Rino deve stringere i denti in attesa di Ibra: con lui il quarto posto è già in tasca. E lo sa anche Higuain

Rivisto qualche giorno dopo, il punto conquistato all’Olimpico diventa più prezioso e diminuisce l’amaro in bocca per l’ennesimo gol-beffa incassato nell’extra time. Nelle attuali condizioni di formazione alla vigilia sembrava una sconfitta scritta, tra l’altro proprio in casa di una delle due antagoniste per il quarto posto. E invece, come a volte capita nel calcio e come spesso è capitato nella storia del Milan, i rossoneri in formazione super rimaneggiata hanno tirato fuori una grande prestazione che stava per condurre a un successo clamoroso quanto inaspettato. Sono sicuro che alla fine dell’anno questo punto peserà tantissimo e nessuno si ricorderà più della beffa al 95′. Per certi versi mi è tornato in mente un pareggio 0 a 0 sempre in casa della Lazio nel 99 che lì per lì sembrava insignificante. Ma poi grazie al quel punto il Milan di Zaccheroni riuscì a superare proprio i biancocelesti in un’incredibile rimonta-scudetto.

Prendiamo dunque il buono di quel punto e continuiamo a fronteggiare questa situazione di emergenza totale. Ieri contro il Dudelange è bastato un Milan senza testa per portare a casa la vittoria. Partite così, con avversari inferiori di 3 o 4 categorie possono capitare. Ma poi da domenica contro il Parma fino al 29 dicembre fare punti sarà molto molto complicato con questa rosa. E sarà anche complicato passare indenni ad Atene e strappare il biglietto per i sedicesimi di Europa League. Fino a gennaio non si possono fare acquisti, si possono solo inventare soluzioni alternative come ha fatto Rino a Roma o lanciare i giovanissimi come ieri sera. Bravissimo Gattuso a non fare la vittima di fronte alla sequela di infortuni e a non infondere nella squadra quei sintomi di rassegnazione che avrebbero condizionato tutte le partite da adesso fino a fine 2018. In questo si riflette la voglia di lottare e non mollare mai tipica di Rino. E invece più anomala quella che sta diventando una costante, cioè subire gol negli ultimissimi minuti. Questa perdita di concentrazione nel finale non è da Gattuso e comincia a non diventare una casualità. E a dire il vero non è nemmeno da Gattuso quel mood presuntuoso e superficiale con il quale il Milan ha affrontato il Dudelange.

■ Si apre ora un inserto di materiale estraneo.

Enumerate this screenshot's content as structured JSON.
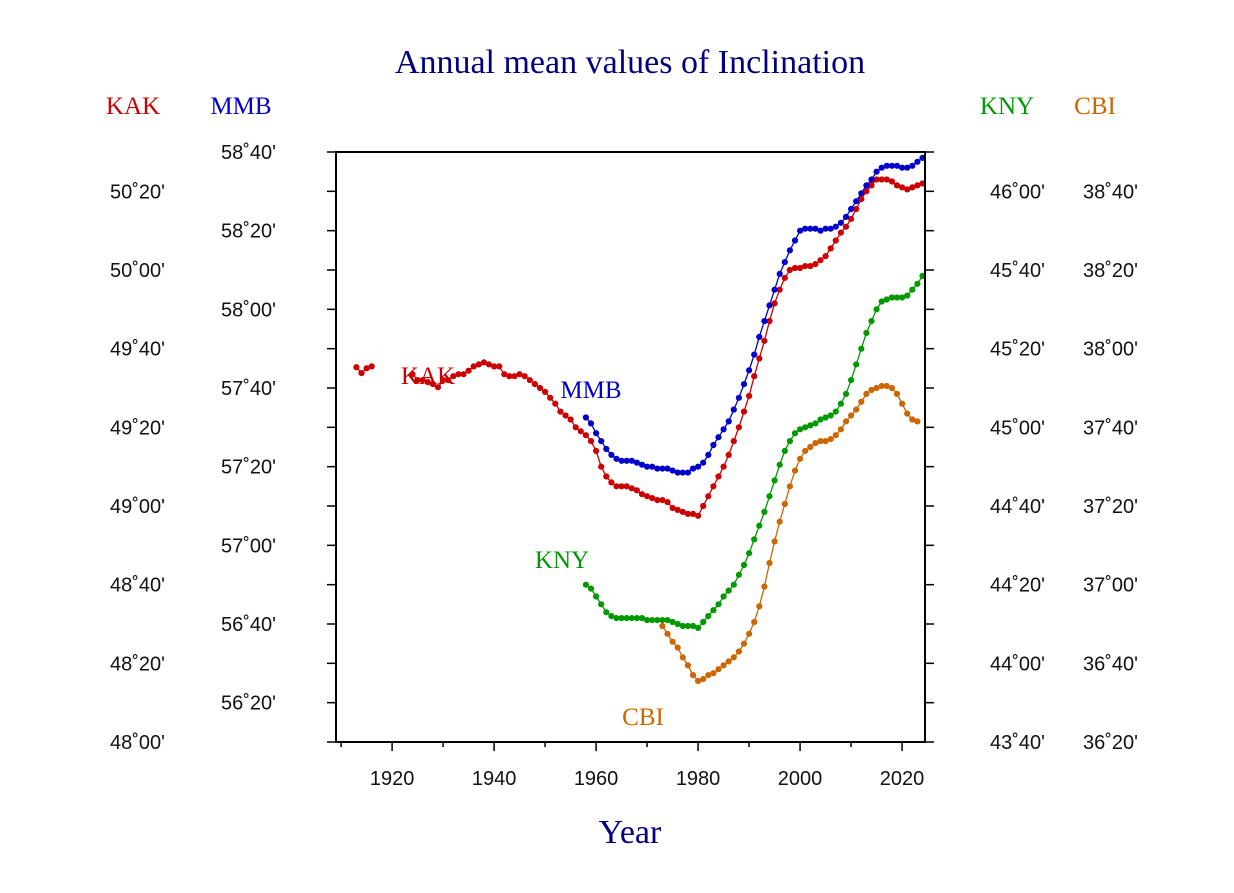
{
  "chart_data": {
    "type": "line",
    "title": "Annual mean values of Inclination",
    "xlabel": "Year",
    "xlim": [
      1909,
      2024.5
    ],
    "x_ticks": [
      1920,
      1940,
      1960,
      1980,
      2000,
      2020
    ],
    "y_axes": [
      {
        "station": "KAK",
        "side": "left",
        "ylim_deg": [
          48.0,
          50.5
        ],
        "tick_labels": [
          "48˚00'",
          "48˚20'",
          "48˚40'",
          "49˚00'",
          "49˚20'",
          "49˚40'",
          "50˚00'",
          "50˚20'"
        ],
        "tick_values": [
          48.0,
          48.3333,
          48.6667,
          49.0,
          49.3333,
          49.6667,
          50.0,
          50.3333
        ]
      },
      {
        "station": "MMB",
        "side": "left",
        "ylim_deg": [
          56.1667,
          58.6667
        ],
        "tick_labels": [
          "56˚20'",
          "56˚40'",
          "57˚00'",
          "57˚20'",
          "57˚40'",
          "58˚00'",
          "58˚20'",
          "58˚40'"
        ],
        "tick_values": [
          56.3333,
          56.6667,
          57.0,
          57.3333,
          57.6667,
          58.0,
          58.3333,
          58.6667
        ]
      },
      {
        "station": "KNY",
        "side": "right",
        "ylim_deg": [
          43.6667,
          46.1667
        ],
        "tick_labels": [
          "43˚40'",
          "44˚00'",
          "44˚20'",
          "44˚40'",
          "45˚00'",
          "45˚20'",
          "45˚40'",
          "46˚00'"
        ],
        "tick_values": [
          43.6667,
          44.0,
          44.3333,
          44.6667,
          45.0,
          45.3333,
          45.6667,
          46.0
        ]
      },
      {
        "station": "CBI",
        "side": "right",
        "ylim_deg": [
          36.3333,
          38.8333
        ],
        "tick_labels": [
          "36˚20'",
          "36˚40'",
          "37˚00'",
          "37˚20'",
          "37˚40'",
          "38˚00'",
          "38˚20'",
          "38˚40'"
        ],
        "tick_values": [
          36.3333,
          36.6667,
          37.0,
          37.3333,
          37.6667,
          38.0,
          38.3333,
          38.6667
        ]
      }
    ],
    "series": [
      {
        "name": "KAK",
        "axis": 0,
        "color": "#cc0000",
        "segments": [
          {
            "x": [
              1913,
              1914,
              1915,
              1916
            ],
            "y": [
              49.5883,
              49.5633,
              49.5833,
              49.5917
            ]
          },
          {
            "x": [
              1924,
              1925,
              1926,
              1927,
              1928,
              1929,
              1930,
              1931,
              1932,
              1933,
              1934,
              1935,
              1936,
              1937,
              1938,
              1939,
              1940,
              1941,
              1942,
              1943,
              1944,
              1945,
              1946,
              1947,
              1948,
              1949,
              1950,
              1951,
              1952,
              1953,
              1954,
              1955,
              1956,
              1957,
              1958,
              1959,
              1960,
              1961,
              1962,
              1963,
              1964,
              1965,
              1966,
              1967,
              1968,
              1969,
              1970,
              1971,
              1972,
              1973,
              1974,
              1975,
              1976,
              1977,
              1978,
              1979,
              1980,
              1981,
              1982,
              1983,
              1984,
              1985,
              1986,
              1987,
              1988,
              1989,
              1990,
              1991,
              1992,
              1993,
              1994,
              1995,
              1996,
              1997,
              1998,
              1999,
              2000,
              2001,
              2002,
              2003,
              2004,
              2005,
              2006,
              2007,
              2008,
              2009,
              2010,
              2011,
              2012,
              2013,
              2014,
              2015,
              2016,
              2017,
              2018,
              2019,
              2020,
              2021,
              2022,
              2023,
              2024
            ],
            "y": [
              49.5583,
              49.5333,
              49.5333,
              49.525,
              49.5167,
              49.5033,
              49.5333,
              49.5333,
              49.55,
              49.5583,
              49.5583,
              49.5733,
              49.5917,
              49.6,
              49.6083,
              49.6,
              49.5917,
              49.5917,
              49.5583,
              49.55,
              49.55,
              49.5583,
              49.55,
              49.5333,
              49.5167,
              49.5,
              49.4833,
              49.4583,
              49.4333,
              49.4,
              49.3833,
              49.3667,
              49.3333,
              49.3167,
              49.3,
              49.275,
              49.2333,
              49.1667,
              49.125,
              49.1,
              49.0833,
              49.0833,
              49.0833,
              49.075,
              49.0667,
              49.05,
              49.0417,
              49.0333,
              49.025,
              49.025,
              49.0167,
              48.9917,
              48.9833,
              48.975,
              48.9667,
              48.9667,
              48.9583,
              49.0,
              49.0417,
              49.0833,
              49.125,
              49.1667,
              49.2167,
              49.275,
              49.3333,
              49.4,
              49.4667,
              49.55,
              49.625,
              49.7,
              49.7833,
              49.8583,
              49.9167,
              49.9667,
              50.0,
              50.0083,
              50.0083,
              50.0167,
              50.0167,
              50.025,
              50.0417,
              50.0583,
              50.0917,
              50.125,
              50.1583,
              50.1833,
              50.2167,
              50.2583,
              50.3,
              50.3333,
              50.3583,
              50.3833,
              50.3833,
              50.3833,
              50.375,
              50.3583,
              50.35,
              50.3417,
              50.35,
              50.3583,
              50.3667
            ]
          }
        ]
      },
      {
        "name": "MMB",
        "axis": 1,
        "color": "#0000cc",
        "segments": [
          {
            "x": [
              1958,
              1959,
              1960,
              1961,
              1962,
              1963,
              1964,
              1965,
              1966,
              1967,
              1968,
              1969,
              1970,
              1971,
              1972,
              1973,
              1974,
              1975,
              1976,
              1977,
              1978,
              1979,
              1980,
              1981,
              1982,
              1983,
              1984,
              1985,
              1986,
              1987,
              1988,
              1989,
              1990,
              1991,
              1992,
              1993,
              1994,
              1995,
              1996,
              1997,
              1998,
              1999,
              2000,
              2001,
              2002,
              2003,
              2004,
              2005,
              2006,
              2007,
              2008,
              2009,
              2010,
              2011,
              2012,
              2013,
              2014,
              2015,
              2016,
              2017,
              2018,
              2019,
              2020,
              2021,
              2022,
              2023,
              2024
            ],
            "y": [
              57.5417,
              57.5167,
              57.475,
              57.4417,
              57.4083,
              57.3833,
              57.3667,
              57.3583,
              57.3583,
              57.3583,
              57.35,
              57.3417,
              57.3333,
              57.3333,
              57.325,
              57.325,
              57.325,
              57.3167,
              57.3083,
              57.3083,
              57.3083,
              57.325,
              57.3333,
              57.35,
              57.3833,
              57.425,
              57.4583,
              57.4917,
              57.525,
              57.575,
              57.625,
              57.6833,
              57.7417,
              57.8083,
              57.8833,
              57.95,
              58.0167,
              58.0833,
              58.15,
              58.2,
              58.25,
              58.2917,
              58.3333,
              58.3417,
              58.3417,
              58.3417,
              58.3333,
              58.3417,
              58.3417,
              58.35,
              58.3667,
              58.3917,
              58.425,
              58.4583,
              58.4917,
              58.525,
              58.55,
              58.5833,
              58.6,
              58.6083,
              58.6083,
              58.6083,
              58.6,
              58.6,
              58.6083,
              58.625,
              58.6417
            ]
          }
        ]
      },
      {
        "name": "KNY",
        "axis": 2,
        "color": "#009900",
        "segments": [
          {
            "x": [
              1958,
              1959,
              1960,
              1961,
              1962,
              1963,
              1964,
              1965,
              1966,
              1967,
              1968,
              1969,
              1970,
              1971,
              1972,
              1973,
              1974,
              1975,
              1976,
              1977,
              1978,
              1979,
              1980,
              1981,
              1982,
              1983,
              1984,
              1985,
              1986,
              1987,
              1988,
              1989,
              1990,
              1991,
              1992,
              1993,
              1994,
              1995,
              1996,
              1997,
              1998,
              1999,
              2000,
              2001,
              2002,
              2003,
              2004,
              2005,
              2006,
              2007,
              2008,
              2009,
              2010,
              2011,
              2012,
              2013,
              2014,
              2015,
              2016,
              2017,
              2018,
              2019,
              2020,
              2021,
              2022,
              2023,
              2024
            ],
            "y": [
              44.3333,
              44.3167,
              44.2833,
              44.25,
              44.2167,
              44.2,
              44.1917,
              44.1917,
              44.1917,
              44.1917,
              44.1917,
              44.1917,
              44.1833,
              44.1833,
              44.1833,
              44.1833,
              44.1833,
              44.175,
              44.1667,
              44.1583,
              44.1583,
              44.1583,
              44.15,
              44.175,
              44.2,
              44.225,
              44.25,
              44.2833,
              44.3083,
              44.3333,
              44.375,
              44.4167,
              44.4667,
              44.525,
              44.5833,
              44.6417,
              44.7083,
              44.775,
              44.8417,
              44.9,
              44.9417,
              44.975,
              44.9917,
              45.0,
              45.0083,
              45.0167,
              45.0333,
              45.0417,
              45.05,
              45.0667,
              45.1,
              45.1417,
              45.2,
              45.2667,
              45.3333,
              45.4,
              45.45,
              45.5,
              45.5333,
              45.5417,
              45.55,
              45.55,
              45.55,
              45.5583,
              45.5833,
              45.6083,
              45.6417
            ]
          }
        ]
      },
      {
        "name": "CBI",
        "axis": 3,
        "color": "#cc6600",
        "segments": [
          {
            "x": [
              1973,
              1974,
              1975,
              1976,
              1977,
              1978,
              1979,
              1980,
              1981,
              1982,
              1983,
              1984,
              1985,
              1986,
              1987,
              1988,
              1989,
              1990,
              1991,
              1992,
              1993,
              1994,
              1995,
              1996,
              1997,
              1998,
              1999,
              2000,
              2001,
              2002,
              2003,
              2004,
              2005,
              2006,
              2007,
              2008,
              2009,
              2010,
              2011,
              2012,
              2013,
              2014,
              2015,
              2016,
              2017,
              2018,
              2019,
              2020,
              2021,
              2022,
              2023
            ],
            "y": [
              36.825,
              36.7917,
              36.7583,
              36.7333,
              36.6917,
              36.6583,
              36.6167,
              36.5917,
              36.6,
              36.6167,
              36.625,
              36.6417,
              36.6583,
              36.675,
              36.6917,
              36.7167,
              36.75,
              36.7917,
              36.8417,
              36.9083,
              36.9917,
              37.0917,
              37.1833,
              37.2667,
              37.3417,
              37.4167,
              37.4833,
              37.5333,
              37.5667,
              37.5833,
              37.6,
              37.6083,
              37.6083,
              37.6167,
              37.6333,
              37.6583,
              37.6917,
              37.7167,
              37.7417,
              37.775,
              37.8083,
              37.825,
              37.8333,
              37.8417,
              37.8417,
              37.8333,
              37.8083,
              37.7667,
              37.725,
              37.7,
              37.6917
            ]
          }
        ]
      }
    ]
  },
  "labels": {
    "axis_heads": [
      "KAK",
      "MMB",
      "KNY",
      "CBI"
    ],
    "series_in_plot": [
      "KAK",
      "MMB",
      "KNY",
      "CBI"
    ]
  },
  "colors": {
    "title": "#00007f",
    "kak": "#cc0000",
    "mmb": "#0000cc",
    "kny": "#009900",
    "cbi": "#cc6600",
    "axis": "#000000"
  }
}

Capitolo mercato: servono tanti, troppi giocatori e in troppi ruoli. Soddisfare tutte le esigenze sarà molto difficile. Prendere gente di qualità e di personalità, con pochi soldi e in pochi giorni è impossibile. Il primo tassello, fondamentale per sferrare l’assalto al quarto posto, è l’agognato Zlatan Ibrahimovic. Fondamentale non solo dal punto di vista tecnico, ma per tutto: mentalità, leadership, fisicità, voglia e abitudine al successo. L’età non conta nulla, soprattutto in uno con le sue caratteristiche tecniche: Ibra è decisivo anche se gioca da fermo. Ci sono quelli che dicono: “Non ha senso prendere un 35enne pochi mesi, bisogna comprare i giovani per aprire un ciclo”. Punto primo: i giovani per aprire i cicli costano troppo, Ibra no. Punto secondo: i giovani anche di talento devono essere sostenuti e supportati, hanno bisogno dei leader che li guidino e il Milan non li ha. Ibra è un leader. Punto terzo: per aprire i cicli ci vogliono i soldi e uno dei pochi modi per tornare a far crescere il fatturato è rientrare nel giro della Champions League. Subito. Con i giovani promettenti “alla André Silva” non ci arrivi, con Ibra sì. Lo svedese è una splendida scorciatoia per il quarto posto. Visto che da ormai troppi anni giriamo a vuoto, stavolta prendiamo la strada più breve e più sicura. I peggiori sono quelli che dicono: “si pesterà i piedi con Higuain. I campioni vogliono amano giocare con i campioni, soprattutto se in squadra ce ne sono pochi, anzi pochissimi. Con due attaccanti come Ibra e Higuain, il resto della squadra può anche essere composto da mezze figure. Basta far arrivare il pallone a loro. Imparate da Ancelotti che nel 2008 appena ha a disposizione Pato e Ronaldo, non ci pensa due volte e li schiera tutti e due insieme con in più Kakà e Seedorf. Nel 2012 Ibra non vedeva l’ora che arrivasse Tevez, uno che parlava la sua stessa lingua calcistica. Esattamente come adesso non vede l’ora di giocare con Higuain. Ibra sapeva che se fosse arrivato Tevez avremmo vinto quello scudetto, Higuain sa che se arriva Ibra torniamo in Champions League. E sono sicuro che anche lui, da gennaio in poi, sarà più rilassato. E penserà solo a fare gol. Per tutto il resto c’è Ibra.